Does that make any sense or is just an idiosyncratic oddity of mine? It just feels the resolution order is wrong and I’m not sure why. It could be totally in my imagination, a kind of cognitive blindness. I’d like to try and get to the bottom of it though.
Joel P. Shempert:
Huh. I hadn't looked at it from that angle. With IaWA it's true that you roll your forms first, but it always strikes me as weak when players roll forms and then just have their actions be whatever, instead of stemming from the forms chosen. All rolling the forms beforehand means to me is that you're committing in advance to narrating that tactic as opposed another.
In the case of your "ruthless" example, I'd say you're exactly right: HQ will never tell you, from a roll result whether you were ruthless or not. It'll tell you what effect your ruthlessness has had. YOU make the choice to be ruthless, just like you make the choice of whether tu pull a gun on the Town Steward in Dogs in the Vineyard. Then, the choice made, you roll dice. that's the heart of Story now.
You seem kind of down on that possibility: a fail result means only that ruthlessness didn't work. I say, awesome! "ruthlessness didn't work" is a great outcome to work with. 'Cause it doesn't end there. Now someone (the Narrator in this case, I believe) gets to describe why and how ruthlessness didn't work. I could come up with a bunch of fun examples in an instant, like I did with the "persuade brother" example. Your target is defiant, your target is totally cowed and useless, your once-healthy relationship is broken, etc. etc. Awesome stuff.
"Choose what you do, then roll" is a pretty solid systemic framework for Story Now. "Roll, then find out what you do" is most assuredly not.
peace,
-Joel
Danny_K:
Quote from: Alexander Julian on July 13, 2009, 03:27:30 PM
Campaign: Pelanda during the Lunar revolution (Glorantha). One of the central questions during the game was ‘what will you do when the revolution comes’
My character was InsiEstes a hideously ugly philosopher of the Kassa school. Here are the relevant abilities I had listed.
No appreciation for the arts 15
Hatred will not let him rest 17
Knows what he’s against 16
Condemn Pelandian morality 1W
InsiEstes (me) has been sent by the King to quell the Lunar mob.
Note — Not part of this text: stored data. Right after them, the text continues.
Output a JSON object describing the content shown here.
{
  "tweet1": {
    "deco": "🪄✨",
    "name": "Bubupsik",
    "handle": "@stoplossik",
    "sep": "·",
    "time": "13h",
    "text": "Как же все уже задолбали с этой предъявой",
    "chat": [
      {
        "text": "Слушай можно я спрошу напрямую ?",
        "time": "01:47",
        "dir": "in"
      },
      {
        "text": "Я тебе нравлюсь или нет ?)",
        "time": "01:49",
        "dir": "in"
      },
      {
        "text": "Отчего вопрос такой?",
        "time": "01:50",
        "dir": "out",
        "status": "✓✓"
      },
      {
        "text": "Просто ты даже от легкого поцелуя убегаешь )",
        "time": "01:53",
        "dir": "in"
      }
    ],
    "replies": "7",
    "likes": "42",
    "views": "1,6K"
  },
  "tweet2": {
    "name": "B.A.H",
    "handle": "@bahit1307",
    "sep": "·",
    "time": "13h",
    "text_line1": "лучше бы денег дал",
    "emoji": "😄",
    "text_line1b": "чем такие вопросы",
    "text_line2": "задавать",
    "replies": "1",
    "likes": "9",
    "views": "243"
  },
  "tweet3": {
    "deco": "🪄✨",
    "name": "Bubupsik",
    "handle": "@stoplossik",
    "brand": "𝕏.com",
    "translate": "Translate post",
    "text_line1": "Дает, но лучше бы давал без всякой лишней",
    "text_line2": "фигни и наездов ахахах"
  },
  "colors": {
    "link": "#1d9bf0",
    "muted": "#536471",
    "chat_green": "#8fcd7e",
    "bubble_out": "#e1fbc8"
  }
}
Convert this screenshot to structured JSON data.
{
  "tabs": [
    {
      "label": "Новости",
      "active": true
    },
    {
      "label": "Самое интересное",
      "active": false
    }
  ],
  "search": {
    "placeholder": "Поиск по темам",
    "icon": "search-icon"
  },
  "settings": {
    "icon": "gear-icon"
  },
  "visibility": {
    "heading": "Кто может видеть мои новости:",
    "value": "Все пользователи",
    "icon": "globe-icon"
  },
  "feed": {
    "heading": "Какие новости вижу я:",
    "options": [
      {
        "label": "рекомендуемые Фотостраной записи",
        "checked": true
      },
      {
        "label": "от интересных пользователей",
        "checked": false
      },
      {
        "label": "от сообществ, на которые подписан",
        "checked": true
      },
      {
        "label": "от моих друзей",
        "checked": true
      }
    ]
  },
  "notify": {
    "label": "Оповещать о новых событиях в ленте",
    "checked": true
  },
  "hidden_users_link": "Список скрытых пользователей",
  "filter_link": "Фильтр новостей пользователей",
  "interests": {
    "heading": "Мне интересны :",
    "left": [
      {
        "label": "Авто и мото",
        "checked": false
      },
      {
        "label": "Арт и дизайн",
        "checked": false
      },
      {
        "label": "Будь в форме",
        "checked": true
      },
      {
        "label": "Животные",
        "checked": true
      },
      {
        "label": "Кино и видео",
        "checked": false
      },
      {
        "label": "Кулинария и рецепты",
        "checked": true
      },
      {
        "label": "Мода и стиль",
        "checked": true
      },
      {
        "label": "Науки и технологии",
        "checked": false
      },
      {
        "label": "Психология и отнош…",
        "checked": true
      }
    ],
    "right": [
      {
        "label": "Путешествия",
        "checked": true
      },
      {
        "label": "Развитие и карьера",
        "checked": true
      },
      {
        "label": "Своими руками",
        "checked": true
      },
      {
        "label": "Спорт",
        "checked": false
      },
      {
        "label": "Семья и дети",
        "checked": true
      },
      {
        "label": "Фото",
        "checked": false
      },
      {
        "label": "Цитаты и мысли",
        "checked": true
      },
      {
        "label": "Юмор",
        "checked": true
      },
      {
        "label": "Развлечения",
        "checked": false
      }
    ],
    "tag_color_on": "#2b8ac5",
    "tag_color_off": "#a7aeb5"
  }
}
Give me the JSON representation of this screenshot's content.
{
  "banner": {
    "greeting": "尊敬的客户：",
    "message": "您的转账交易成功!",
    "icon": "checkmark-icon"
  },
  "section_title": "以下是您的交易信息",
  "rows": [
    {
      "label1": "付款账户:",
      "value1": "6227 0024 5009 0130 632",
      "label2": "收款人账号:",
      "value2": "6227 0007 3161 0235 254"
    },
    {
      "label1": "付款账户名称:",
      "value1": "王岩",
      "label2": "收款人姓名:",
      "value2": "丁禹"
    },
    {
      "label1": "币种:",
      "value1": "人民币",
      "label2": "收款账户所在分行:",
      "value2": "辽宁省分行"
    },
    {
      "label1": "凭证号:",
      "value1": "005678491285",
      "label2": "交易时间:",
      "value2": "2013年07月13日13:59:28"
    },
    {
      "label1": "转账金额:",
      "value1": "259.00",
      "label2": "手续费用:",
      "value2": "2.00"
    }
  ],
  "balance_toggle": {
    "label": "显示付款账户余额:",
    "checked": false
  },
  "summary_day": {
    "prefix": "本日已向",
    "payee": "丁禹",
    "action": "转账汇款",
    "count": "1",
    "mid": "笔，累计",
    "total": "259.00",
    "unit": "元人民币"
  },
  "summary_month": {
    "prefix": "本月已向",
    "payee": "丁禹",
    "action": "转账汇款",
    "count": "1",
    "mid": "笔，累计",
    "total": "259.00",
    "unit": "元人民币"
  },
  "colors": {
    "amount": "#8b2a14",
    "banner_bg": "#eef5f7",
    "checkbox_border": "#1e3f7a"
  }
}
Now instead of quelling them I decide instead to tell them to steal (a big moral taboo in Pelandian society). My basic intent is to have them run amok and over turn the city. InsiEstes at this point just hates the established order, he’s a resentful malicious type who just wants to hurt the society that he thinks has shunned him.
So I state ‘get the mob to run amok and steal’ as my prize. Now Ben the GM vetoes this because Pelandians wouldn’t do that. Instead they’re going to outcast me from the city, make me a stranger (the worst crime in Pelandan society). Ben asks me if this ok first and I’m fine with it.
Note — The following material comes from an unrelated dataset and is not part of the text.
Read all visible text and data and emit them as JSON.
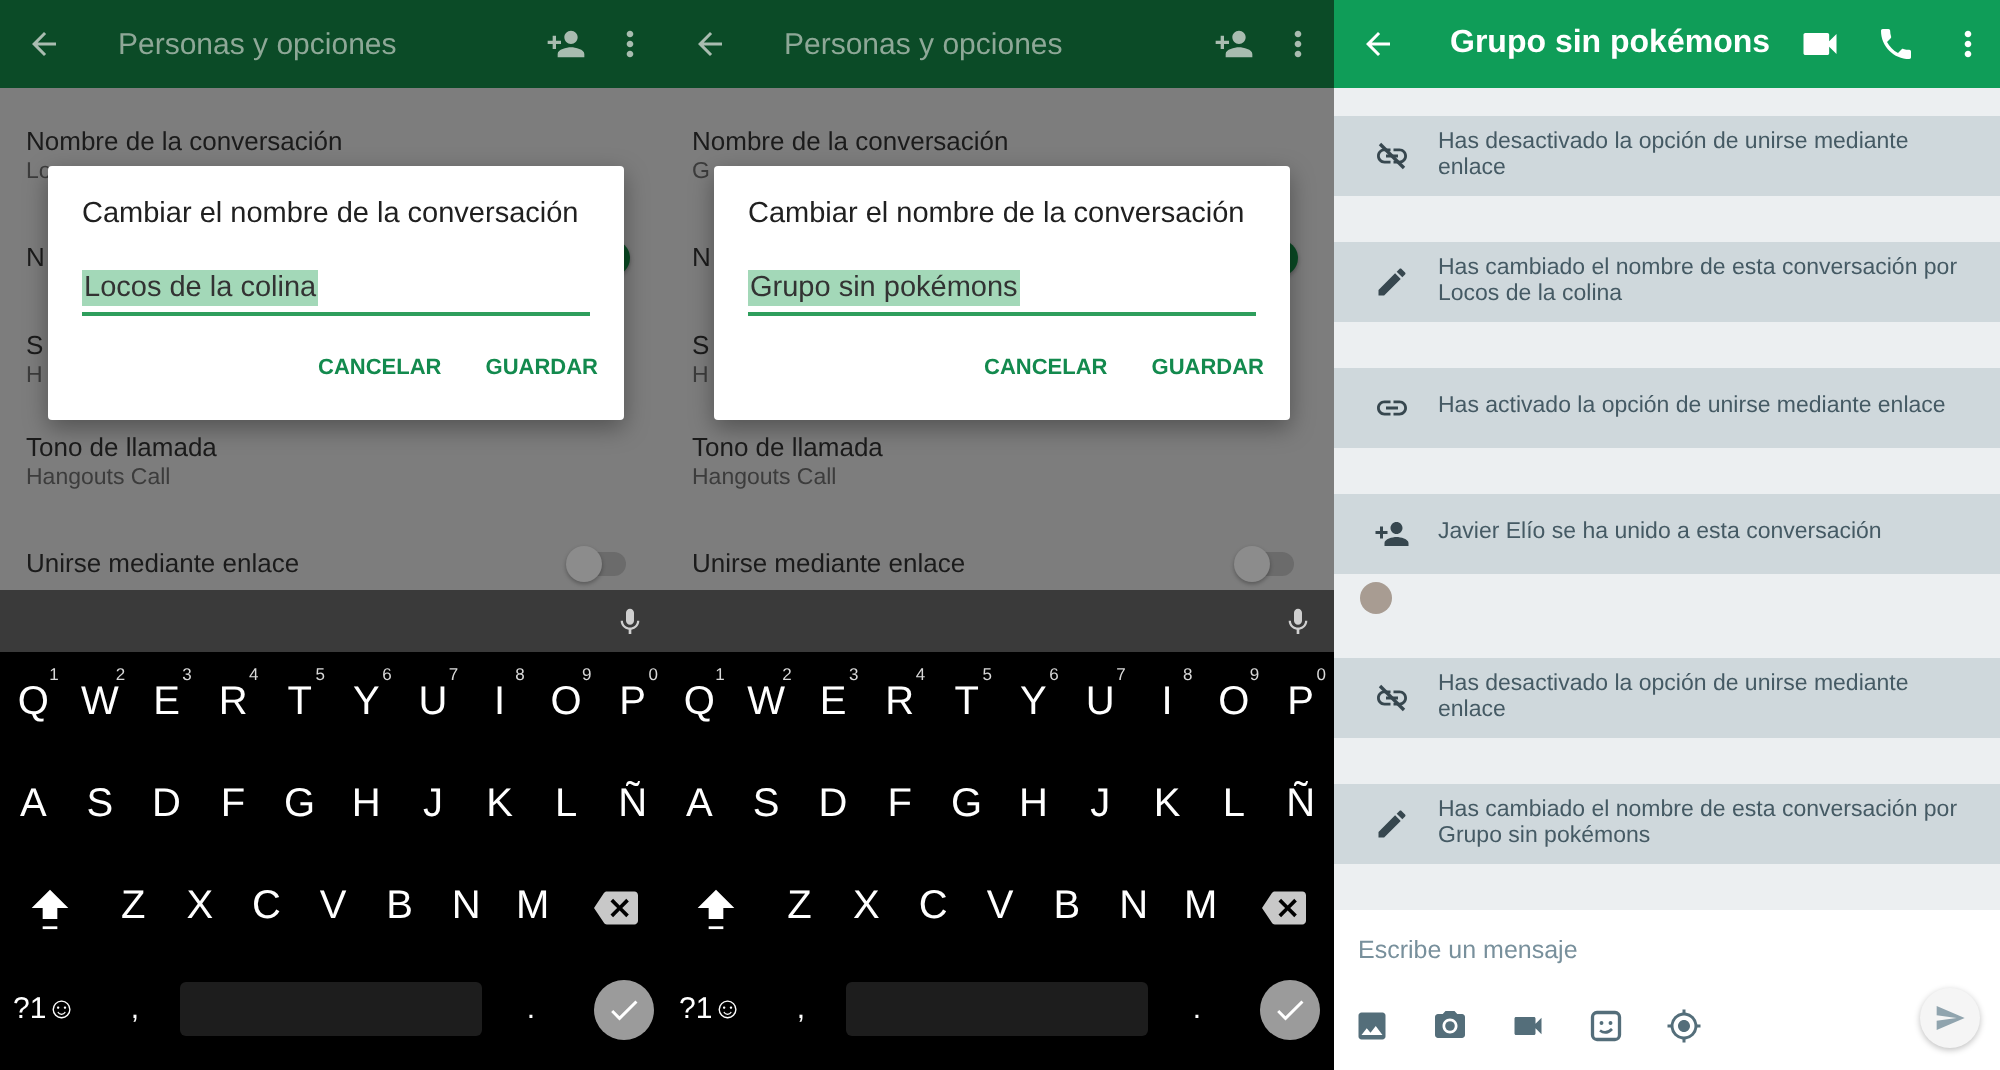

Now this is a pretty cool outcome. The important point to remember here is that it was decided by GM veto. The way the system is set up I have no idea whether I can make a mob riot. I have to just state an intent and hope it doesn’t get Vetoed. Now another point is this. If I hadn’t been ok then we’d have had to retcon the last 15-20 minutes of play because what I was doing up until that point was a set up so I could try and incite the mob.
Alexander, please tell me if this going too far away from what you want to discuss, but what I'm seeing here is that you're in a game where the theme is the breakdown of society in a revolution, you have a character who's geared to break down society, and when your character is in a prime position to attack Pelandian morality head-on, the GM veto nullifies all that and your character goes spinning off in a totally different direction instead. I'm in no position to say whether that was the right thing or not (and that's besides the point), but it seems to me that you might not be getting to address premise because the GM veto is there as a buffer, keeping the system from actually affecting the course of play.